Val Curran, professor of Psychopharmacology at University College London, along with co-author Frank Warburton, says British patients are "suffering unnecessarily" with medicinal marijuana not being made available to them.
The report adds patients with conditions such as multiple sclerosis, spinal cord damage, epilepsy, chronic neuropathic pain, chronic pain following shingles, the side effects of chemotherapy for cancer, and those with a spate of other ailments are being denied effective treatment.
Curran said: "Patients are suffering unnecessarily and others in great pain are travelling abroad to find the cannabis they need to ease their symptoms. All this could change by moving cannabis from Schedule 1 to Schedule 2, thus recognising the medicinal value of the drug. Such a change would also free up research and lead to new medicines for chronic pain, and disease."
Under UK medical regulation, if a drug is in Schedule 1, it is deemed that there are no medicinal benefits to it in spite of the mounting evidence of the possible treatments and pain-killing effects of cannabis. Even heroin is in Schedule 2.
It means the UK is going against the grain when compared with other leading nations such as Canada, the Netherlands, Israel and over 20 states in the US, where herbal cannabis for medical use can be grown under licensed conditions. Germany and Switzerland allow it to be imported from the Netherlands for medicinal purposes.
The report also highlights the fiscal benefits the UK is missing out on. For example, Sativex, the only cannabis derivative available legally in the UK, costs £7,500 per year, with the authors adding "there is extremely limited availability" of this. Bediol, which is a strain of cannabis used as a medicine, costs just a fraction of this at £1,062.15 per annum.
The report concludes: "A logical first step in policy change would be to take cannabis out of schedule 1 and place it in Schedule 2. Schedule 2 status would greatly facilitate research on the medical uses of cannabis, thus stimulating UK medical research into the drug and its constituents.
"An adjustment to the current UK control regime to give patients the right to medication that they believe works for them is unlikely to have any wider impact on the level of recreational cannabis use."
No upsurge in adolescents' use
Meanwhile, allowing the use of medicinal cannabis has not led to an upsurge in the numbers of adolescents using it in the US, says new research.
There are 23 states and the District of Columbia where the use of medicinal cannabis has been approved. In several other states, recreational use is also legal.
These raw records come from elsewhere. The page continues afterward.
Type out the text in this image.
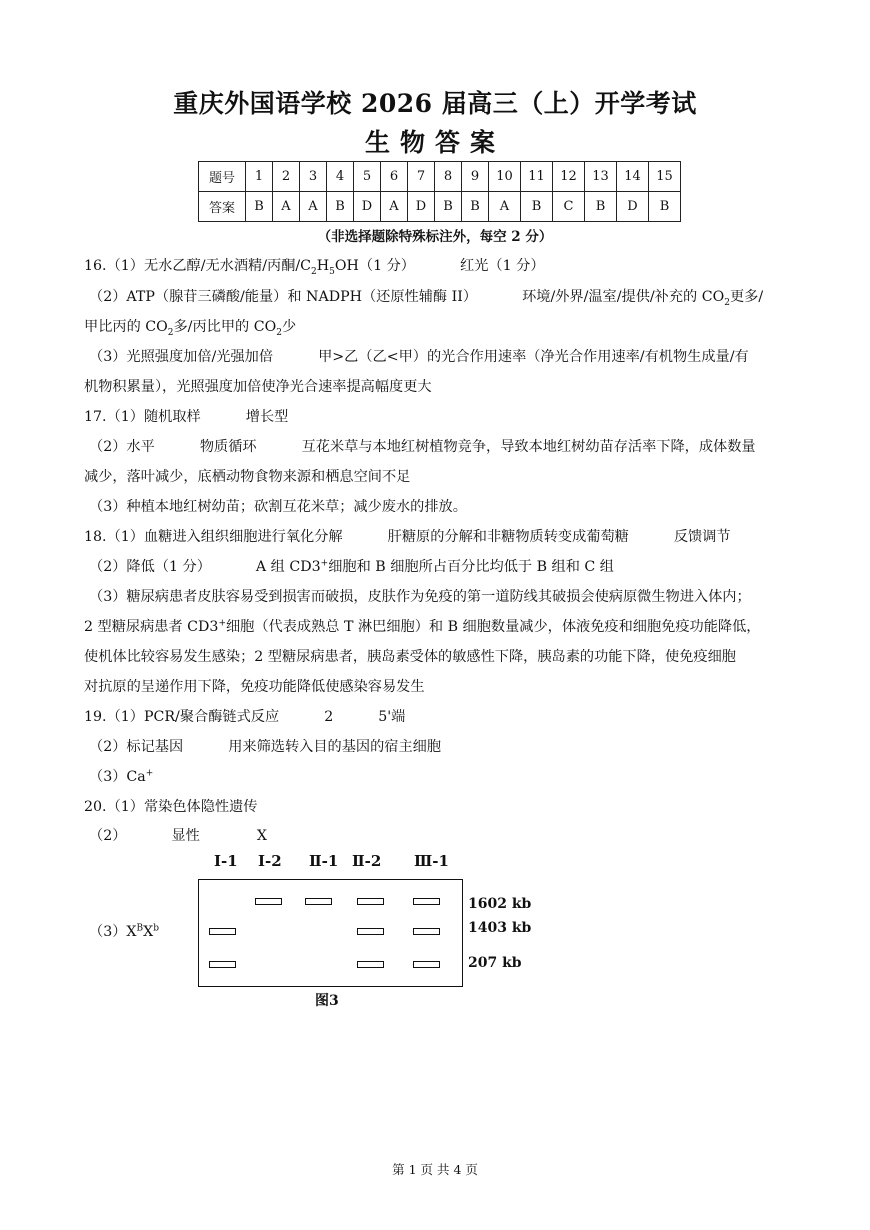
重庆外国语学校 2026 届高三（上）开学考试
生物答案
题号	1	2	3	4	5	6	7	8	9	10	11	12	13	14	15
答案	B	A	A	B	D	A	D	B	B	A	B	C	B	D	B
（非选择题除特殊标注外，每空 2 分）
16.（1）无水乙醇/无水酒精/丙酮$/C_2H_5OH(1$ 分）	红光（1 分）
（2）ATP（腺苷三磷酸/能量）和 NADPH（还原性辅酶 II）	环境/外界/温室/提供/补充的 $CO_2$更多/
甲比丙的 $CO_2$多/丙比甲的 $CO_2$少
（3）光照强度加倍/光强加倍	甲>乙（乙<甲）的光合作用速率（净光合作用速率/有机物生成量/有
机物积累量），光照强度加倍使净光合速率提高幅度更大
17.（1）随机取样	增长型
（2）水平	物质循环	互花米草与本地红树植物竞争，导致本地红树幼苗存活率下降，成体数量
减少，落叶减少，底栖动物食物来源和栖息空间不足
（3）种植本地红树幼苗；砍割互花米草；减少废水的排放。
18.（1）血糖进入组织细胞进行氧化分解	肝糖原的分解和非糖物质转变成葡萄糖	反馈调节
（2）降低（1 分）	A 组 CD3+细胞和 B 细胞所占百分比均低于 B 组和 C 组
（3）糖尿病患者皮肤容易受到损害而破损，皮肤作为免疫的第一道防线其破损会使病原微生物进入体内；
2 型糖尿病患者 CD3+细胞（代表成熟总 T 淋巴细胞）和 B 细胞数量减少，体液免疫和细胞免疫功能降低，
使机体比较容易发生感染；2 型糖尿病患者，胰岛素受体的敏感性下降，胰岛素的功能下降，使免疫细胞
对抗原的呈递作用下降，免疫功能降低使感染容易发生
19.（1）PCR/聚合酶链式反应	2	5'端
（2）标记基因	用来筛选转入目的基因的宿主细胞
（3）Ca+
20.（1）常染色体隐性遗传
（2）	显性	X
$(3)X^BX^b$
Ⅰ-1 Ⅰ-2 Ⅱ-1 Ⅱ-2 Ⅲ-1
1602 kb
1403 kb
207 kb
图3
第 1 页 共 4 页
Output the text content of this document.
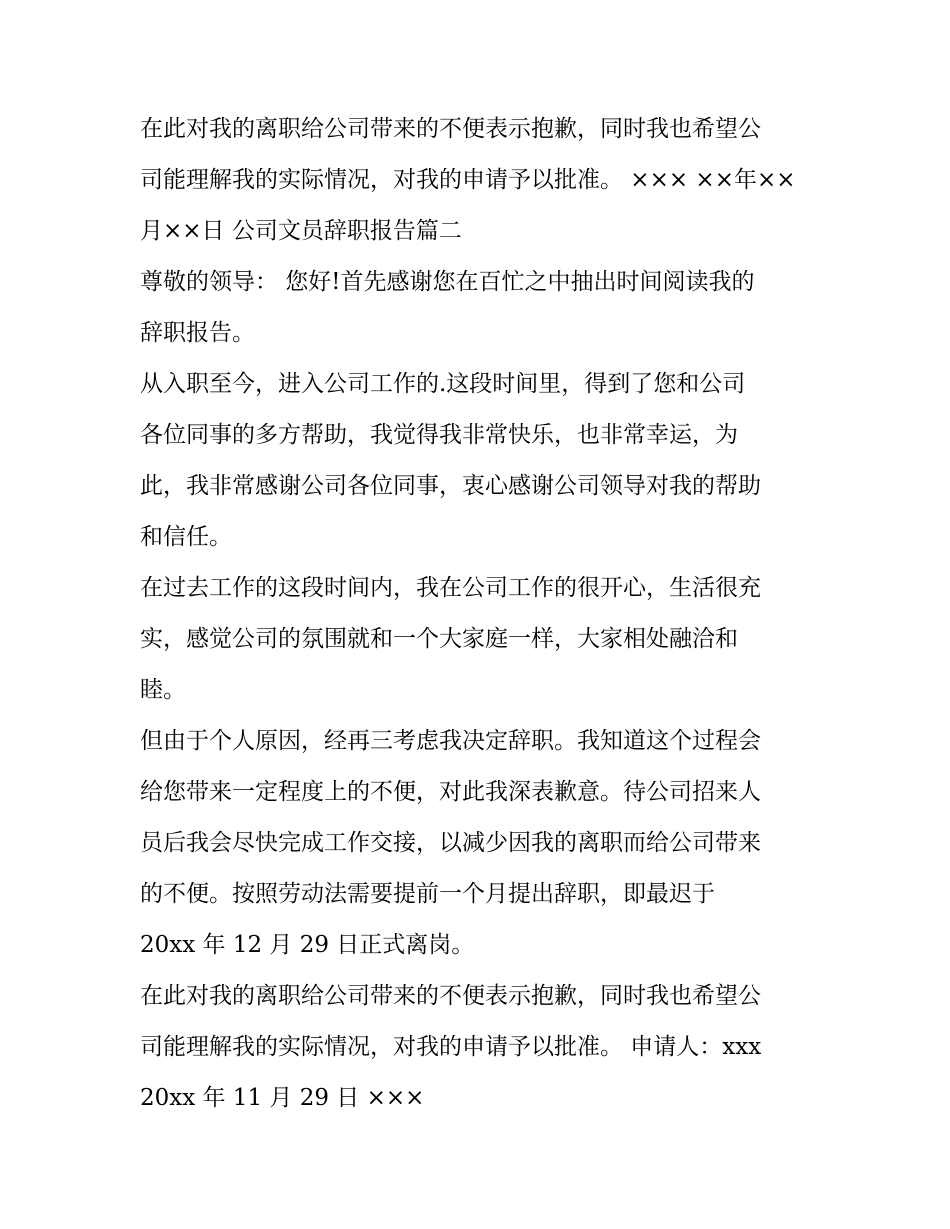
在此对我的离职给公司带来的不便表示抱歉，同时我也希望公
司能理解我的实际情况，对我的申请予以批准。 ××× ××年××
月××日 公司文员辞职报告篇二
尊敬的领导： 您好!首先感谢您在百忙之中抽出时间阅读我的
辞职报告。
从入职至今，进入公司工作的.这段时间里，得到了您和公司
各位同事的多方帮助，我觉得我非常快乐，也非常幸运，为
此，我非常感谢公司各位同事，衷心感谢公司领导对我的帮助
和信任。
在过去工作的这段时间内，我在公司工作的很开心，生活很充
实，感觉公司的氛围就和一个大家庭一样，大家相处融洽和
睦。
但由于个人原因，经再三考虑我决定辞职。我知道这个过程会
给您带来一定程度上的不便，对此我深表歉意。待公司招来人
员后我会尽快完成工作交接，以减少因我的离职而给公司带来
的不便。按照劳动法需要提前一个月提出辞职，即最迟于
20xx 年 12 月 29 日正式离岗。
在此对我的离职给公司带来的不便表示抱歉，同时我也希望公
司能理解我的实际情况，对我的申请予以批准。 申请人：xxx
20xx 年 11 月 29 日 ×××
Despite believing that this would lead to a rise in use among teenagers, research carried out by Dr Deborah Hasin, professor of epidemiology at Columbia University Medical Center in New York, and her colleagues dismissed these concerns, according to their paper in the journal Lancet Psychiatry.
After analysing data from a national study called Monitoring the Future, which collects information from 50,000 pupils aged 13 to 18 every year, they found there had not been a rise in use.
Dr Hasin said: "Our findings provide the strongest evidence to date that marijuana use by teenagers does not increase after a state legalises medical marijuana. Rather, up to now, in the states that passed medical marijuana laws, adolescent marijuana use was already higher than in other states."
She added: "Because early adolescent use of marijuana can lead to many long-term harmful outcomes, identifying the factors that actually play a role in adolescent use should be a high research priority."
Dr Kevin Hill, from the division of alcohol and drug abuse at McLean Hospital in Belmont, Massachusetts, wrote: "Perhaps the main concern of many people opposed to medical marijuana laws is that they will lead to increased general marijuana use, including among adolescents.
"Hasin and colleagues postulated, as many would, that the passage of medical marijuana laws would increase adolescent marijuana use by contributing to the declining perception of the potential harms of marijuana. Their well-designed, methodologically sound study showed that this was not the case."